Мore than 600,000 people worked on the cleanup of the Chernobyl accident. Those who arrived on the scene in the first few months after the accident got to do the most difficult and dangerous jobs. What was it like 28 years ago?
In mid-August 1986 the reactor was “pacified” (fading and cool), the threat of a “nuclear explosion” was excluded, and the threat of thermal explosions was minimal.
Сoncrete pumping machines (a very rare unit in the USSR) and a concrete truck are clearly visible in the photo.
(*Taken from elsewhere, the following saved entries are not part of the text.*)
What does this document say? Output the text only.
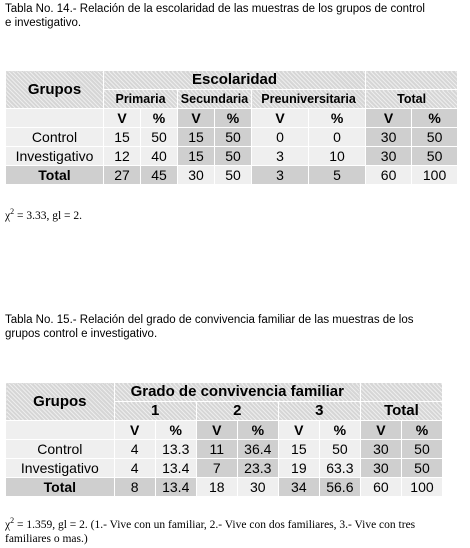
Tabla No. 14.- Relación de la escolaridad de las muestras de los grupos de control e investigativo.
Grupos	Escolaridad							
	Primaria		Secundaria		Preuniversitaria		Total	
	V	%	V	%	V	%	V	%
Control	15	50	15	50	0	0	30	50
Investigativo	12	40	15	50	3	10	30	50
Total	27	45	30	50	3	5	60	100
$\chi^2 = 3.33$, gl = 2.
Tabla No. 15.- Relación del grado de convivencia familiar de las muestras de los grupos control e investigativo.
Grupos	Grado de convivencia familiar							
	1		2		3		Total	
	V	%	V	%	V	%	V	%
Control	4	13.3	11	36.4	15	50	30	50
Investigativo	4	13.4	7	23.3	19	63.3	30	50
Total	8	13.4	18	30	34	56.6	60	100
$\chi^2 = 1.359$, gl = 2. (1.- Vive con un familiar, 2.- Vive con dos familiares, 3.- Vive con tres familiares o mas.)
The white house had lead walls and roof. This reduces the level of radiation. They were paid five times their normal salary and were to get a “Lada” without having to queue for it. But it is unknown which of them managed to get a Lada…
Here is the paradox of the Soviet times – a Lada is worth the same as a life.
Liquidators in black overalls and white caps go down the ladders during the building of the sarcophagus. It is very likely that they are no longer alive.
Bags of lead shot (on top of the boom of the concrete pumper) were widely used in early May. Lead shot was collected nationwide, especially from hunting societies, and dumped from helicopters directly into the collapsed power station. The goal was to contain the radioactive emissions.
There are two viewpoints on the construction of the sarcophagus.
The first is that the collapse left about 194 tons of fuel there, so the sarcophagus was needed.